Подобные “повторы” она могла бы обнаружить не только в письмах. Были и стихи — напечатанные: всех книжек не сожжешь.
В 1826 году обращенное к Александре (Алине) Осиповой “Признание” завершалось: “Но притворитесь! Этот взгляд Все может выразить так чудно! Ах, обмануть меня не трудно!.. Я сам обманываться рад!”
Тремя годами раньше — к ней, к Воронцовой: “Я умолял тебя недавно Обманывать мою любовь”...
Что такое реальность? Птицы не могут летать задом наперед. Но я видел, как во время бури над Мюнхеном так летела целая стая ворон.
Противоестественно, когда о поэте спрашивают не “как он жил?”, но “как он умер?”.
Думаю, что литературный мартиролог советского времени далеко не полон. Смерть “в своей постели” писателя, лишенного возможности печататься — или хотя бы публиковать написанное без брутальных цензорских искажений, — т.е. общаться с читателем, получать от него жизненную поддержку, не может считаться естественной.
Когда в начале шестидесятых я познакомился с Александром Ароновым, он уже был очень знаменит, хотя напечатал лишь несколько стихотворений. Тут — ни парадокса, ни гиперболы. Первые “оттепельные” годы побудили — то ли вынудили Союз писателей привечать “молодые таланты”, свое, так сказать, “будущее”. Их включали в программы множащихся поэтических вечеров, отправляли в поездки по стране, где устраивались “авторские” вечера, где публика, преимущественно молодежь, особо жарко принимала своих, официальной печатью не отмеченных.
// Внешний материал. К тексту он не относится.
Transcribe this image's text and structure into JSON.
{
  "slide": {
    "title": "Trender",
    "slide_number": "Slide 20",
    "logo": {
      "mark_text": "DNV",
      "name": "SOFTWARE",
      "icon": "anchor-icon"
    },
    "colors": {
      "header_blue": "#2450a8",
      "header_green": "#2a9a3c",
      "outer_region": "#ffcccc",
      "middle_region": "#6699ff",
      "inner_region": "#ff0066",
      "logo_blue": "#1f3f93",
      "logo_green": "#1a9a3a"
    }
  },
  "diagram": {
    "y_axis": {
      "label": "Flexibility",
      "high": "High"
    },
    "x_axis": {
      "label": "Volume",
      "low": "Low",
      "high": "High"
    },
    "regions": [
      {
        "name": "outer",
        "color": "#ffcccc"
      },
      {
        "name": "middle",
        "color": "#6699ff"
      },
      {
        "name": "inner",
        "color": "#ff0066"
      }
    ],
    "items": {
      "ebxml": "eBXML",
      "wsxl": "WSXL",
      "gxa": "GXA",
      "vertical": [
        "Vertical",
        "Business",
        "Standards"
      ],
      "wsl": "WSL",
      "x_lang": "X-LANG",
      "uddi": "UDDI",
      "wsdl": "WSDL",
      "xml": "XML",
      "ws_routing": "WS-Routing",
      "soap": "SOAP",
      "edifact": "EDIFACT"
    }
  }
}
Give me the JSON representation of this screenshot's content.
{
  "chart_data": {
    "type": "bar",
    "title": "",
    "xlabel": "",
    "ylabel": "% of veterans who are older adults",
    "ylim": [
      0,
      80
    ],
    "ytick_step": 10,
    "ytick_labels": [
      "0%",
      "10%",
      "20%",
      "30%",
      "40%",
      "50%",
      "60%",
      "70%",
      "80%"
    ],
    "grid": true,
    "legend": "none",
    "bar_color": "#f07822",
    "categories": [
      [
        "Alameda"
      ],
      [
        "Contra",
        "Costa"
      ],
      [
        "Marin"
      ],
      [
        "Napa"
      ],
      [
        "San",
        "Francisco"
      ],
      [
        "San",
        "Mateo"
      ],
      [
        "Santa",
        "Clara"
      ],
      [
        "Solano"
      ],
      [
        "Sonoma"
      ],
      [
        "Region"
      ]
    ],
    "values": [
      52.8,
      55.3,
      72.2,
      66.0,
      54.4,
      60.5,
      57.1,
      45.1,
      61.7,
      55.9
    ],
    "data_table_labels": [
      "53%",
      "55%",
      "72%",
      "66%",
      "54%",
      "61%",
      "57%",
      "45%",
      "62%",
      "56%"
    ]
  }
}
Возродившаяся устная традиция успешно конкурировала с печатной продукцией, попутно порождая жанр “непечатный”, если угодно, по определению, сочинителей-исполнителей “под музыку”, вроде Галича и Окуджавы, в свою очередь вызвавших геометрически прогрессирующую лавину “бардов” и “менестрелей”.
В предложенных временем обстоятельствах Аронов чувствовал себя бодро и непринужденно. По врожденной склонности к импровизации, писал много и быстро, да еще экспромты разбрасывал, где ни появлялся, два-три осело и среди моих бумаг.
Когда после ссылки Бродский появился в Москве, то на читках в “салонах-квартирах” Питер вместе с ним представлял Рейн, а Москву — один Аронов. И неравенство сил вовсе не бросалось в глаза.
Его и не печатали (почти), как сказали бы сейчас, “по факту” этой самой известности — с неким не-стиховым, чуть ли не “полуподпольным” окрасом. В стихах не было “ничего такого”. Но было в поэте. Артистично исполняемое равнодушие: издадут — не издадут — какая разница? — раздражало редакторов больше, чем в других — подозрительные “намеки” и “аллюзии”.
Исполнительство выработало характерную манеру письма, где словом и голосом выделено главное, а второстепенное — “с голоса” — способны оценить разве что профессионалы. Когда — в конце восьмидесятых — наконец появились книги, чуть не в каждом стихотворении стали видны эти “заплатки”, небрежные “связки”, словесные “пустоты” и прочие неточности. Слуховое впечатление не выдерживало поверки зрением, чтением, думанием. Со всем этим он, вероятно, легко справился бы, начни печататься на двадцать лет раньше — и неизбежно поэтому смотреть на сделанное слегка отстраненно, готовить его к встрече с читателем наедине, а не в зале, читать себя, а не слушать...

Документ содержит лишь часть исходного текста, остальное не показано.